Museum Religio
Neue Farbe nach altem Rezept

Telgte -

Teile der Fassade des Museums Religio werden in den nächsten Wochen saniert. Mehr als 100 000 Euro kostet die Gesamtmaßnahme, die Teil eines ganzen Paketes ist, das in den nächsten Jahren umgesetzt werden soll.

Dienstag, 07.05.2019, 04:00 Uhr
Das Gerüst signalisiert es: Die Fassade des Altbestandes des Museums Religio wird derzeit saniert. Zudem wird der Kleihues-Bau (links), der zu einer Seite über eine Putz-Fassade verfügt, in diesem Bereich ebenfalls gestrichen.
Das Gerüst signalisiert es: Die Fassade des Altbestandes des Museums Religio wird derzeit saniert. Zudem wird der Kleihues-Bau (links), der zu einer Seite über eine Putz-Fassade verfügt, in diesem Bereich ebenfalls gestrichen. Foto: Große Hüttmann

Deutlich über 100 000 Euro investieren die Gesellschafter des Museums Religio in den nächsten Wochen in eine Sanierung der Fassade sowohl der ehemaligen Pfarrscheune und des Böhm-Baus (Altbestand), sondern auch des Kleihues-Gebäudes auf der anderen Straßenseite. Denn letzteres Gebäude hat zwar zu drei Seiten eine Sandsteinfassade, das andere – kaum einsehbare – Fassadenteil ist aber verputzt.
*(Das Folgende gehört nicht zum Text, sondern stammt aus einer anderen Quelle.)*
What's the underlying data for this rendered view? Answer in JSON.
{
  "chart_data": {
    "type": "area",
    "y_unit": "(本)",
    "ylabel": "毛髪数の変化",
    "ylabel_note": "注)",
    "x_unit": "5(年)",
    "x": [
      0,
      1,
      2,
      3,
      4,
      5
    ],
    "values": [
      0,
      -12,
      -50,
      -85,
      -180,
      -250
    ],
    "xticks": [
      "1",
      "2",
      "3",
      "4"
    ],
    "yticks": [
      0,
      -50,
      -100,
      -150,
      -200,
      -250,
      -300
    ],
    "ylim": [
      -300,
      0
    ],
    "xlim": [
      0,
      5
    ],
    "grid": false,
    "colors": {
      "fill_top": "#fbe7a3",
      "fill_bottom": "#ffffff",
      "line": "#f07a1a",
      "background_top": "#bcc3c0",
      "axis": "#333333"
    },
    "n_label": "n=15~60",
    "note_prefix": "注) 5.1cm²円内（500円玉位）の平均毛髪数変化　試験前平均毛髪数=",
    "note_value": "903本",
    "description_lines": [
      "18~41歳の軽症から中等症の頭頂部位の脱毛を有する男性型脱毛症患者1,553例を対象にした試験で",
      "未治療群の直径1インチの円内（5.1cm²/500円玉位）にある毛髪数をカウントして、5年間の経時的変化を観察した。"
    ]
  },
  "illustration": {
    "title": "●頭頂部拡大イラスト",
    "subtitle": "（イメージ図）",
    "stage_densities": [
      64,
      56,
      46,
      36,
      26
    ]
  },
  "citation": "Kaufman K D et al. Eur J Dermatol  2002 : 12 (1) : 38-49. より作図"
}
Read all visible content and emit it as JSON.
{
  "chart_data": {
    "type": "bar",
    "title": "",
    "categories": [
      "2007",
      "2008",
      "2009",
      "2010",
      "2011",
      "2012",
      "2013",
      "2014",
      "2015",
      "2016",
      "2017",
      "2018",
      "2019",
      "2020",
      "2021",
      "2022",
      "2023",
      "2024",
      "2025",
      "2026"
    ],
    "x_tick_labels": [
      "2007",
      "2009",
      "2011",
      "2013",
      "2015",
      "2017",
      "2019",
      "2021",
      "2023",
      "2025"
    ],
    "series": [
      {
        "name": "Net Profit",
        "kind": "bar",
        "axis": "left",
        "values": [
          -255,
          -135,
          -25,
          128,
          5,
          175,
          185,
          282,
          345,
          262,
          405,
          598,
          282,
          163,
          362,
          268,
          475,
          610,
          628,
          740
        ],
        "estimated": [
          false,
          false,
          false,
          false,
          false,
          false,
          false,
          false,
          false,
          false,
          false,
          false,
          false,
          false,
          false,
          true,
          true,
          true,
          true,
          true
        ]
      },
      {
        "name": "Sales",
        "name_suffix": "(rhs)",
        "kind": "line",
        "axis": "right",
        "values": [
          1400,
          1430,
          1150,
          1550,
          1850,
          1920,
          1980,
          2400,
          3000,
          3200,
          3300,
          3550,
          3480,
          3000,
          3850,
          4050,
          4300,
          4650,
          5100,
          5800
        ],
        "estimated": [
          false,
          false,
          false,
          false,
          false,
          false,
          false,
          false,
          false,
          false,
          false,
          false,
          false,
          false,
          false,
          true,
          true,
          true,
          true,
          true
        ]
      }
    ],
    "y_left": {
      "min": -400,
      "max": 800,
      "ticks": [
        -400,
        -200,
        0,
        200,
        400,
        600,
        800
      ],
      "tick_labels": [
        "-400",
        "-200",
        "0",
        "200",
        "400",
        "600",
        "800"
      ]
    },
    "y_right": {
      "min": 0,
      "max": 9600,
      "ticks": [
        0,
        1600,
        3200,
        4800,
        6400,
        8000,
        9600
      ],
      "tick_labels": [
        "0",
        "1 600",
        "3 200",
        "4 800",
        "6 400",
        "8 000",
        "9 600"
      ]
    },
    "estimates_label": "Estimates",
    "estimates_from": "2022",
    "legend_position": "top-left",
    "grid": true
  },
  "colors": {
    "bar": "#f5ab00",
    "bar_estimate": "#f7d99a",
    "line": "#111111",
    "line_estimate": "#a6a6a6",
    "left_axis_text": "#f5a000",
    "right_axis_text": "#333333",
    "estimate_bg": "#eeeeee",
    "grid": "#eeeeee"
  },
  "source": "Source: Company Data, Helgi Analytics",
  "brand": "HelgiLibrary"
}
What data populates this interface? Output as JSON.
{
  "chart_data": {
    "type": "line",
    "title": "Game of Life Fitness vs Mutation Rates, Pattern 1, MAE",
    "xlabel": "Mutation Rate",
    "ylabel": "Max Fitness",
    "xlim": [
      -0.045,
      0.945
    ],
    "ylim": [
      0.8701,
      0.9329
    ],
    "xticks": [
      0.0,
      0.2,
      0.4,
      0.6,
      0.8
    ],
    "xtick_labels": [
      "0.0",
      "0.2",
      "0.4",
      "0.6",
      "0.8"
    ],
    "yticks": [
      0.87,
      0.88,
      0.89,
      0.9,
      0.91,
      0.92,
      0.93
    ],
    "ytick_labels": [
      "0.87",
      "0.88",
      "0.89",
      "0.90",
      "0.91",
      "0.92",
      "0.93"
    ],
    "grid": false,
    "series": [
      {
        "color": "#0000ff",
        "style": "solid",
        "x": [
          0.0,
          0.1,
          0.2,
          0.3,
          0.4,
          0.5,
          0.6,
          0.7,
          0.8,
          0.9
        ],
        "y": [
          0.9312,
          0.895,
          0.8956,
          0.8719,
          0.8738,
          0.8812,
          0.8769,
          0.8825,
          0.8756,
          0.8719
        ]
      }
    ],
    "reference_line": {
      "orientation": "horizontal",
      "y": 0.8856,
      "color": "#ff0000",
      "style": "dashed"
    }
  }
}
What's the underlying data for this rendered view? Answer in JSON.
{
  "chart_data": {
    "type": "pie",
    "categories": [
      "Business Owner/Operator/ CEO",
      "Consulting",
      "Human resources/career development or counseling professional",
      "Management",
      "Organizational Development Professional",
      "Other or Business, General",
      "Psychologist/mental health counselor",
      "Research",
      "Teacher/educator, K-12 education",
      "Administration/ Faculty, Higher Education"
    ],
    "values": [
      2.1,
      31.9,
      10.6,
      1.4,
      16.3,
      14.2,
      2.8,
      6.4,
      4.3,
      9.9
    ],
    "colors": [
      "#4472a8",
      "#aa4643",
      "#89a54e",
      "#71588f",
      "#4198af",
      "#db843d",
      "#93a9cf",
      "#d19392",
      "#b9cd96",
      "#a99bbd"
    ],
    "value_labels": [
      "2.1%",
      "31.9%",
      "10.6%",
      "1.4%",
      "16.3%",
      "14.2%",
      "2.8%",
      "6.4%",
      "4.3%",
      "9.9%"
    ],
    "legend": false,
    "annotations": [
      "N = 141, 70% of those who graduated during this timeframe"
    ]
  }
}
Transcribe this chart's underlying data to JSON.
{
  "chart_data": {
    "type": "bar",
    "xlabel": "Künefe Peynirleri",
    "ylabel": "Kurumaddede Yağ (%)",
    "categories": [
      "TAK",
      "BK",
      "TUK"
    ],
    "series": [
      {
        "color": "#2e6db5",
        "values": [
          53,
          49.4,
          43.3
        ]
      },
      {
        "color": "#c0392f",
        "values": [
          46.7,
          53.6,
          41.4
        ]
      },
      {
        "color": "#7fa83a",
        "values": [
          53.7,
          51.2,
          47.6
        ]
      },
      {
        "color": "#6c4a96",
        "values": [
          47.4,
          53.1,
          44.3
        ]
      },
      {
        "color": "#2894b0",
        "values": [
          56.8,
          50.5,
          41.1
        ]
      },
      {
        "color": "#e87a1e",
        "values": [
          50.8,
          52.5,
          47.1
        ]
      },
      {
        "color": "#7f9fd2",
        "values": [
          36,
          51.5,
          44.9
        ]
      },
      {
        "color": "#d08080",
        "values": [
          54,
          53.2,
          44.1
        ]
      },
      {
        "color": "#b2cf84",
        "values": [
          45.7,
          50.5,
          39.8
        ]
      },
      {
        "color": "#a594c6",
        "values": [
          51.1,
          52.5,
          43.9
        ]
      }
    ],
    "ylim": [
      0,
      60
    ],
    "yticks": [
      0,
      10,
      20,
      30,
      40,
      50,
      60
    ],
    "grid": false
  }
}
„Hier ist seit der Erstellung dieses Gebäudes vor 25 Jahren nichts mehr passiert“, sagt Dr. Anja Schöne. Die beiden Gebäude des Altbestandes wiederum wurden seinerzeit passend zur Neukonzeption des Museums im Jahr 2012 gestrichen. Dennoch hat der Zahn der Zeit an Farbe und Putz genagt. Zum Teil ist es zu kleineren Abplatzungen gekommen.

Die Museumsleiterin ist hoch zufrieden, dass die Gesellschafter in diesem Jahr nicht nur viel Geld für eine Auffrischung des äußeren Erscheinungsbildes in die Hand nehmen, sondern dass dem ganzen Thema Gebäudeunterhaltung mittlerweile ein Prioritätenplan zugrunde liegt. In enger Zusammenarbeit mit einem Fachbüro wurden die in diesem Zusammenhang notwendigen Maßnahmen ermittelt und anschließend in eine zeitliche Reihenfolge gebracht. Das Ziel dabei ist es, die Substanz der Gebäude regelmäßig zu pflegen und damit langfristig zu erhalten.

Vor allem die Arbeiten an der ehemaligen Pfarrscheune und dem Böhm-Bau, das sind die Gebäude des ursprünglichen Heimathauses, sind besonders aufwendig, denn das Denkmalamt ist dabei mit im Boot. Die dafür erforderlichen Abstimmungsprozesse haben bereits stattgefunden. Dazu gehörte auch, dass die Farbe nach einem speziellen Verfahren angemischt und an die alte Farbgebung angepasst werden musste. Dafür wurde auch ein Labor eingeschaltet, um den genauen Farbton zu ermitteln.

Die Arbeiten finden aktuell im Bereich der Herrenstraße statt. Wenn die Vorderseite der Gebäude gestrichen ist, soll im rückwärtigen und zur Ems gelegenen Teil weitergemacht werden.

Das Prioritätenkonzept sieht weitere Maßnahmen zum Gebäudeerhalt vor. Dazu gehört unter anderem der Austausch der Fenster im Bereich der ehemaligen Pfarrscheune, die noch über eine Einfach-Verglasung verfügen. Auch bei diesen Fragen sind die Denkmalschützer dann wieder mit im Boot.

Wie bereits erwähnt, ist der Kleihues-Bau, das Gebäude mit der Sandsteinfassade, 25 Jahre alt. Daher wird es am 29. November eine kleine Feier geben, bei der dieses Gebäude, das in Architekturkreisen einen hohen Stellenwert genießt, im Mittelpunkt stehen soll.